Abhishek Indupally

Abhishek Indupally, Ibraheem Alawadhi, Satchit Ramnath et al.

Engineering design is an iterative, simulation-driven process where traditional workflows rely heavily on computationally expensive analyses such as finite element and computational fluid dynamics. Although data-driven methods have accelerated design evaluation and optimization, most existing geometric representations discard parametric and feature-level semantics, limiting their integration with CAD-driven design workflows and reducing model interpretability. To address this gap, this work introduces Attributed Feature Graphs (AFGs), a feature-based representation that encodes design features, such as extrusions, ribs, and pockets, as nodes and their geometric or dependency relations as directed edges. AFGs preserve design intent and parametric structure while remaining compatible with standard graph-based learning methods, enabling end-to-end learning directly on CAD-derived feature graphs. The paper demonstrates the proposed representation through a surrogate-modeling case study on the CarHoods10K automotive hood frame dataset, where a Graph Neural Network (GNN) is trained as an evaluation engine to predict performance metrics from AFG inputs. The learned model achieves competitive surrogate performance compared with traditional data-driven approaches, but with the added benefit that engineers can map predictions back to specific CAD features and interpret how individual design elements influence system behavior. Furthermore, because AFGs are built from native CAD features, engineers can directly edit the underlying geometry in the CAD environment and reevaluate the design through the same learned model.

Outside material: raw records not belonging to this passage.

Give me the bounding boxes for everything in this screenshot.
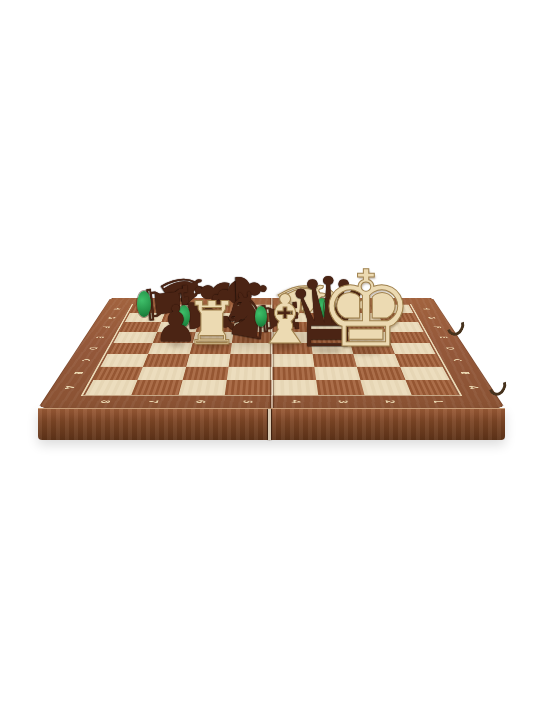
- board-square: [235, 313, 272, 322]
- board-square: [119, 322, 161, 332]
- product-photo-stage: 87654321AABBCCDDEEFFGGHH ♞♟♟♟♞♝♛♚♜♟♝♞♜♜♟…: [0, 0, 540, 720]
- board-square: [107, 343, 153, 354]
- board-square: [143, 354, 189, 366]
- board-square: [306, 305, 343, 314]
- board-square: [307, 313, 345, 322]
- board-square: [354, 354, 400, 366]
- board-square: [340, 305, 378, 314]
- coord-file-left-E: E: [93, 336, 106, 338]
- board-square: [227, 367, 272, 380]
- board-front-edge: [38, 408, 505, 440]
- coord-file-right-F: F: [431, 326, 444, 328]
- coord-file-right-B: B: [457, 372, 472, 375]
- coord-rank-1: 1: [430, 400, 446, 403]
- coord-rank-7: 7: [145, 400, 161, 403]
- chess-board: 87654321AABBCCDDEEFFGGHH: [38, 298, 505, 408]
- coord-file-right-A: A: [466, 386, 482, 389]
- board-square: [186, 354, 230, 366]
- board-square: [316, 380, 365, 395]
- board-square: [165, 305, 203, 314]
- board-square: [314, 367, 360, 380]
- board-square: [101, 354, 149, 366]
- board-square: [405, 380, 458, 395]
- board-square: [390, 343, 436, 354]
- board-square: [93, 367, 143, 380]
- coord-file-right-D: D: [443, 347, 457, 350]
- board-square: [229, 354, 272, 366]
- board-square: [161, 313, 200, 322]
- coord-rank-6: 6: [193, 400, 208, 403]
- coord-file-left-F: F: [99, 326, 112, 328]
- board-square: [272, 354, 315, 366]
- coord-file-left-C: C: [79, 359, 93, 361]
- coord-rank-8: 8: [97, 400, 113, 403]
- pieces-shadow: [148, 326, 386, 350]
- coord-file-left-B: B: [70, 372, 85, 375]
- coord-file-left-H: H: [111, 308, 123, 310]
- coord-rank-4: 4: [288, 400, 303, 403]
- coord-file-left-D: D: [86, 347, 100, 350]
- board-square: [395, 354, 443, 366]
- board-square: [272, 367, 317, 380]
- board-square: [272, 305, 307, 314]
- board-square: [382, 322, 424, 332]
- board-fold-seam: [271, 298, 273, 408]
- board-square: [400, 367, 450, 380]
- front-fold-seam: [268, 409, 271, 440]
- board-square: [272, 313, 309, 322]
- coord-file-right-C: C: [450, 359, 464, 361]
- board-square: [138, 367, 186, 380]
- coord-file-left-A: A: [61, 386, 77, 389]
- board-square: [236, 305, 271, 314]
- board-square: [182, 367, 228, 380]
- board-square: [272, 380, 319, 395]
- coord-rank-2: 2: [382, 400, 398, 403]
- board-square: [374, 305, 413, 314]
- coord-rank-3: 3: [335, 400, 350, 403]
- board-square: [201, 305, 238, 314]
- board-square: [132, 380, 183, 395]
- coord-file-right-E: E: [437, 336, 450, 338]
- coord-file-right-G: G: [425, 317, 437, 319]
- coord-rank-5: 5: [240, 400, 255, 403]
- board-square: [85, 380, 138, 395]
- board-square: [361, 380, 412, 395]
- board-square: [225, 380, 272, 395]
- board-square: [125, 313, 165, 322]
- board-square: [130, 305, 169, 314]
- board-square: [198, 313, 236, 322]
- board-square: [342, 313, 381, 322]
- coord-file-right-H: H: [420, 308, 432, 310]
- board-square: [178, 380, 227, 395]
- board-square: [386, 332, 430, 343]
- board-square: [313, 354, 357, 366]
- coord-file-left-G: G: [105, 317, 117, 319]
- board-square: [357, 367, 405, 380]
- board-square: [378, 313, 418, 322]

Abhishek Indupally, Satchit Ramnath

Is there a way for a designer to evaluate the performance of a given hood frame geometry without spending significant time on simulation setup? This paper seeks to address this challenge by developing a multimodal machine-learning (MMML) architecture that learns from different modalities of the same data to predict performance metrics. It also aims to use the MMML architecture to enhance the efficiency of engineering design processes by reducing reliance on computationally expensive simulations. The proposed architecture accelerates design exploration, enabling rapid iteration while maintaining high-performance standards, especially in the concept design phase. The study also presents results that show that by combining multiple data modalities, MMML outperforms traditional single-modality approaches. Two new frame geometries, not part of the training dataset, are also used for prediction using the trained MMML model to showcase the ability to generalize to unseen frame models. The findings underscore MMML's potential in supplementing traditional simulation-based workflows, particularly in the conceptual design phase, and highlight its role in bridging the gap between machine learning and real-world engineering applications. This research paves the way for the broader adoption of machine learning techniques in engineering design, with a focus on refining multimodal approaches to optimize structural development and accelerate the design cycle.